自律神経について(1)
「自律神経が乱れている」という言葉をよく耳にすることがありますが、一体どういうことか。実際にはなかなか理解しにくいと感じている方が多いと思います。
名称はしられているのに、わかりづらいのが自律神経です。血圧や血糖値などとは異なり、健康診断で数値を測ることはありません。自分の自律神経が現在、どのような状態にあるのか知るは意外と難しいものです。一方で自律神経を整えることは、病気の予防や健康に確実につながります。自律神経は呼吸、血圧、体温調整、消化、免疫など、生命維持に不可欠な機能を司っているからです。
今回は、「自律神経の乱れ」ついて解説します。
【自律神経の乱れは、なぜ起こるのか】
では自律神経は、身体の中でどのような役割を果たしているのだろうか。そして「自律神経が乱れている」とは、一体どのような状態のことなのだろうか。
■自律神経は、交感神経と副交感神経のセット
私たちが物を掴んだり、声を発したりするとき、そこには自分の意思があります。脳の指令を手や声帯に伝えるのが「体制神経」で、これは自分でコントロールできる神経です。

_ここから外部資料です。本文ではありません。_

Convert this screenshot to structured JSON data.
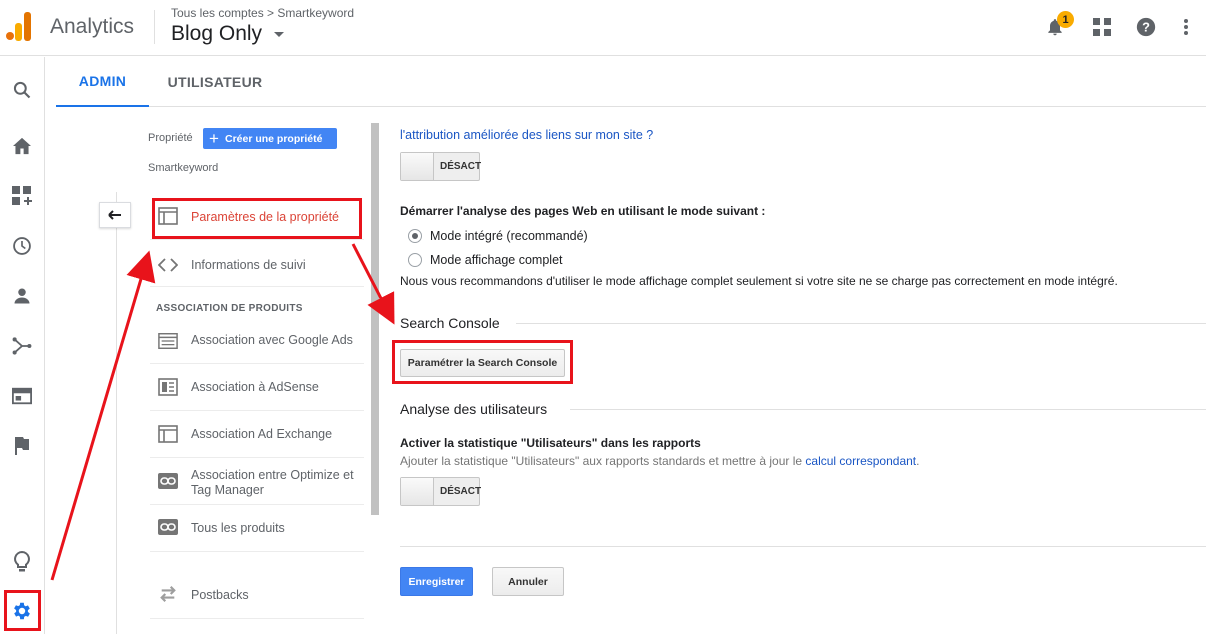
{
  "header": {
    "app_title": "Analytics",
    "breadcrumb": "Tous les comptes > Smartkeyword",
    "account": "Blog Only",
    "notification_count": "1"
  },
  "tabs": [
    {
      "label": "ADMIN",
      "active": true
    },
    {
      "label": "UTILISATEUR",
      "active": false
    }
  ],
  "property": {
    "label": "Propriété",
    "create_button": "Créer une propriété",
    "name": "Smartkeyword"
  },
  "menu": {
    "items": [
      {
        "label": "Paramètres de la propriété",
        "icon": "layout-icon",
        "active": true
      },
      {
        "label": "Informations de suivi",
        "icon": "code-icon"
      }
    ],
    "section_assoc": "ASSOCIATION DE PRODUITS",
    "assoc_items": [
      {
        "label": "Association avec Google Ads",
        "icon": "ads-icon"
      },
      {
        "label": "Association à AdSense",
        "icon": "adsense-icon"
      },
      {
        "label": "Association Ad Exchange",
        "icon": "adexchange-icon"
      },
      {
        "label": "Association entre Optimize et Tag Manager",
        "icon": "link-icon"
      },
      {
        "label": "Tous les produits",
        "icon": "link-icon"
      }
    ],
    "postbacks": "Postbacks"
  },
  "content": {
    "attribution_link": "l'attribution améliorée des liens sur mon site ?",
    "toggle_off": "DÉSACT",
    "analysis_mode_title": "Démarrer l'analyse des pages Web en utilisant le mode suivant :",
    "radio_integrated": "Mode intégré (recommandé)",
    "radio_full": "Mode affichage complet",
    "recommendation": "Nous vous recommandons d'utiliser le mode affichage complet seulement si votre site ne se charge pas correctement en mode intégré.",
    "search_console_title": "Search Console",
    "search_console_button": "Paramétrer la Search Console",
    "user_analysis_title": "Analyse des utilisateurs",
    "users_stat_title": "Activer la statistique \"Utilisateurs\" dans les rapports",
    "users_stat_desc": "Ajouter la statistique \"Utilisateurs\" aux rapports standards et mettre à jour le",
    "users_stat_link": "calcul correspondant",
    "save_button": "Enregistrer",
    "cancel_button": "Annuler"
  },
  "colors": {
    "accent": "#1a73e8",
    "button_blue": "#4285f4",
    "annotation_red": "#e8131b",
    "active_menu": "#db4437"
  }
}
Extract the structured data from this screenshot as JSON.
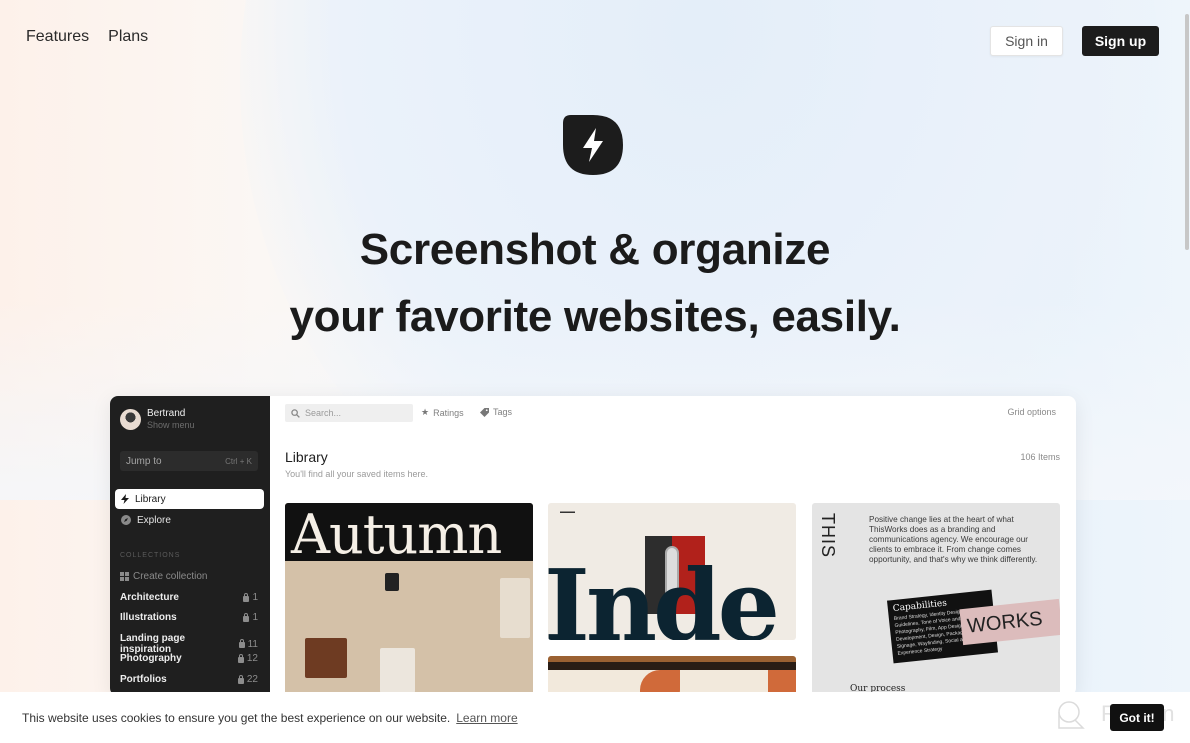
{
  "nav": {
    "items": [
      {
        "label": "Features"
      },
      {
        "label": "Plans"
      }
    ]
  },
  "auth": {
    "signin_label": "Sign in",
    "signup_label": "Sign up"
  },
  "hero": {
    "logo_icon": "lightning-bolt-icon",
    "headline_line1": "Screenshot & organize",
    "headline_line2": "your favorite websites, easily."
  },
  "app_preview": {
    "sidebar": {
      "user_name": "Bertrand",
      "user_menu": "Show menu",
      "jump_label": "Jump to",
      "jump_shortcut": "Ctrl + K",
      "nav_items": [
        {
          "label": "Library",
          "icon": "lightning-icon",
          "active": true
        },
        {
          "label": "Explore",
          "icon": "compass-icon",
          "active": false
        }
      ],
      "collections_header": "COLLECTIONS",
      "create_collection": "Create collection",
      "collections": [
        {
          "name": "Architecture",
          "count": "1"
        },
        {
          "name": "Illustrations",
          "count": "1"
        },
        {
          "name": "Landing page inspiration",
          "count": "11"
        },
        {
          "name": "Photography",
          "count": "12"
        },
        {
          "name": "Portfolios",
          "count": "22"
        }
      ]
    },
    "toolbar": {
      "search_placeholder": "Search...",
      "ratings_label": "Ratings",
      "tags_label": "Tags",
      "grid_options_label": "Grid options"
    },
    "library": {
      "title": "Library",
      "subtitle": "You'll find all your saved items here.",
      "count": "106 Items"
    },
    "cards": {
      "autumn_word": "Autumn",
      "inde_word": "Inde",
      "this_word": "THIS",
      "thisworks_paragraph": "Positive change lies at the heart of what ThisWorks does as a branding and communications agency. We encourage our clients to embrace it. From change comes opportunity, and that's why we think differently.",
      "capabilities_title": "Capabilities",
      "capabilities_text": "Brand Strategy, Identity Design, Guidelines, Tone of Voice and Direction, Photography, Film, App Design and Development, Design, Packaging, Signage, Wayfinding, Social and Experience Strategy",
      "works_word": "WORKS",
      "our_process": "Our process"
    }
  },
  "cookie": {
    "message": "This website uses cookies to ensure you get the best experience on our website.",
    "learn_more": "Learn more",
    "got_it": "Got it!"
  },
  "watermark": {
    "text": "Revain"
  }
}
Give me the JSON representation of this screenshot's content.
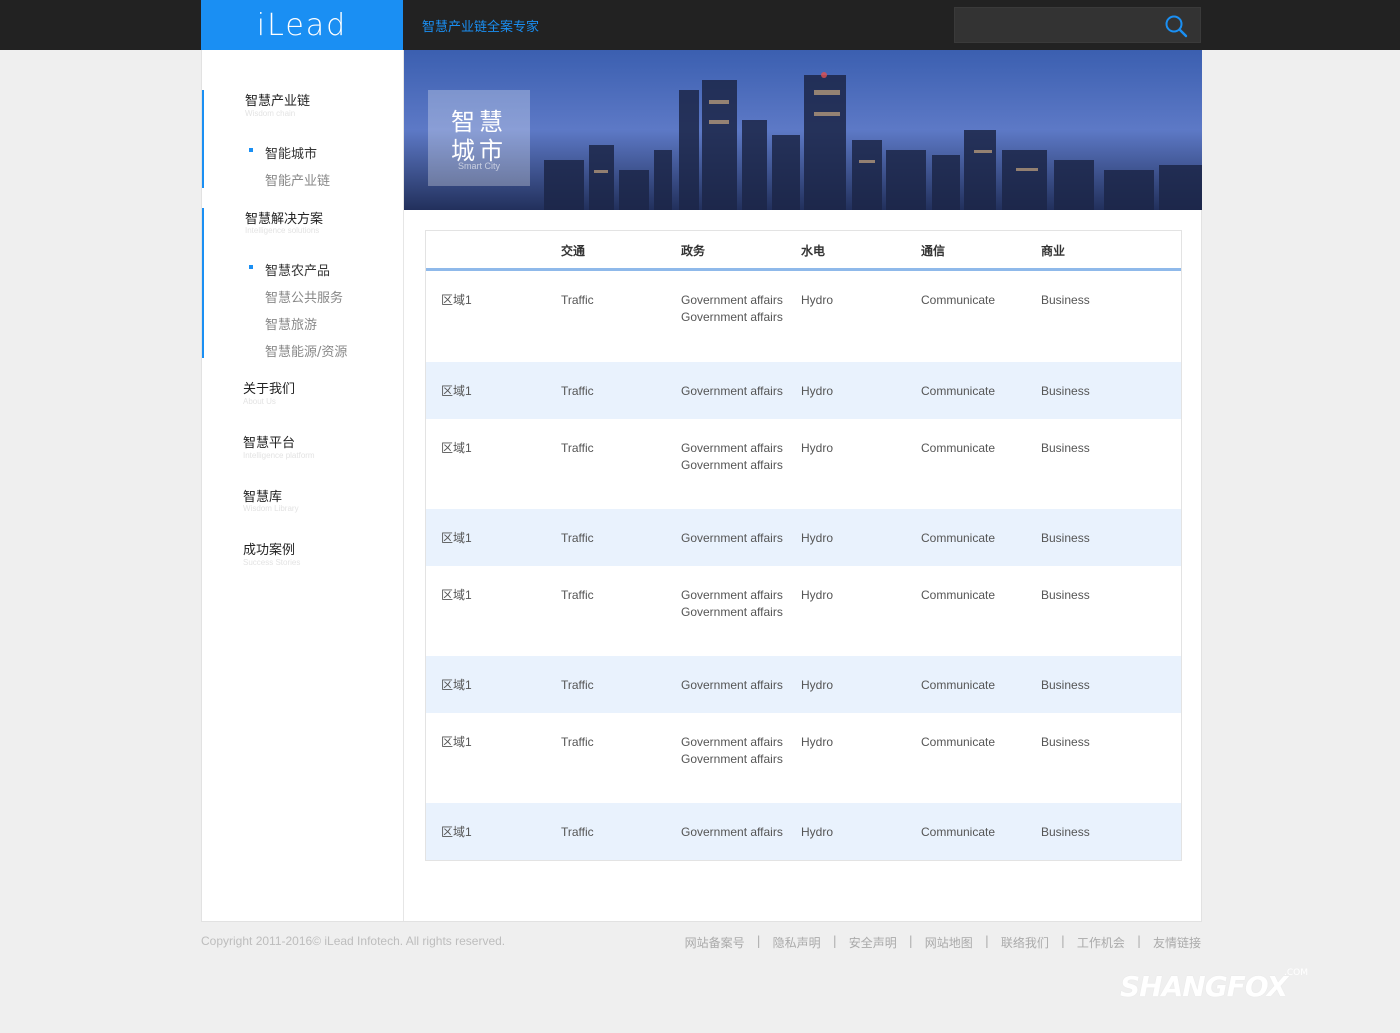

これに対して、多種多様な生命維持をつかさどる「自律神経」は自分でコントロールできません。心臓を動かそうと考えなくても鼓動が続き、睡眠中に呼吸ができるのも自律神経のおかげです。
自律神経は、交感神経と副交感神経がセットになっており、この2つは対照的な特徴を持っています。活発な活動をするときに働くのが交感神経で、リラックスするときに働くのが副交感神経です。自動車にあてはめて、アクセルとブレーキの関係と考えるとわかりやすいでしょう。
自律神経が整った状態とは、交感神経と副交感神経が高いレベルで拮抗し、正しく働く状態。アクセルを踏めば軽快に加速し、ブレーキを踏めばしっかり止まる、安全で快適な自動車です。
ところが、交感神経と副交感神経のバランスが崩れてどちらかが一方的に優位になると、自律神経が乱れて、本来の役割が果たせなくなります。交感神経が優位な状態が続けば、ブレーキが利きづらい車でアクセルを踏み続けるのと同じで、危険な状態です。一方、副交感神経が優位な状態が続くと、アクセルを踏んでも加速できません。ことらも問題です。もう1つ、交感神経と副交感神経のバランスはとれていても、働きがとても弱い、パワー不足の状態も好ましくありません。
(交感神経の特徴)
昼間や活動しているときに優位になる。ストレスや緊張によって、交感神経が活性することもある。
1、昼間に優位になる
2、身体を活動的にする
3、血圧が上がる
4、瞳孔が開く
(副交感神経の特徴)
夜間に身体を休ませるため、副交感神経が優位になる。身体がリラックスしたり、快眠が得られるのは、副交感神経によるもの。
1、夜間に優位になる
2、身体を休ませる
3、血圧が下がる
4、瞳孔が閉じる
■現代人の生活は自律神経が乱れやすい
ストレス過多の現代人に多いのは、交感神経が優位になる自律神経の乱れです。人間は不安や恐怖などのストレスを受けると、血圧の上昇や発汗、動悸などでストレスを抑えようとして、交感神経が高ぶります。
メタボリックシンドロームも交感神経を活性化させることも指摘されています。現代人の生活習慣が、自律神経の乱れを引き起こしている面も見逃せません。
ストレスは自律神経の大敵ですが、全くストレスを感じない状態が続いても自律神経のバランスは崩れます。のんびりと暮らしているうちに、無気力になるようなことがあったら、副交感神経が過度に優位になっているかもしれません。
自律神経の乱れは、ほとんどの場合、自覚なしに起こります。日頃から、自律神経を整える生活を心がけることが大切です。
(自律神経が乱れる原因)
精神的なストレス、パソコン、スマホなどの疲労、自堕落な生活習慣が自律神経を乱す原因となる。
また、40代半ばを過ぎると更年期の症状があらわれ、自律神経を乱すこともある。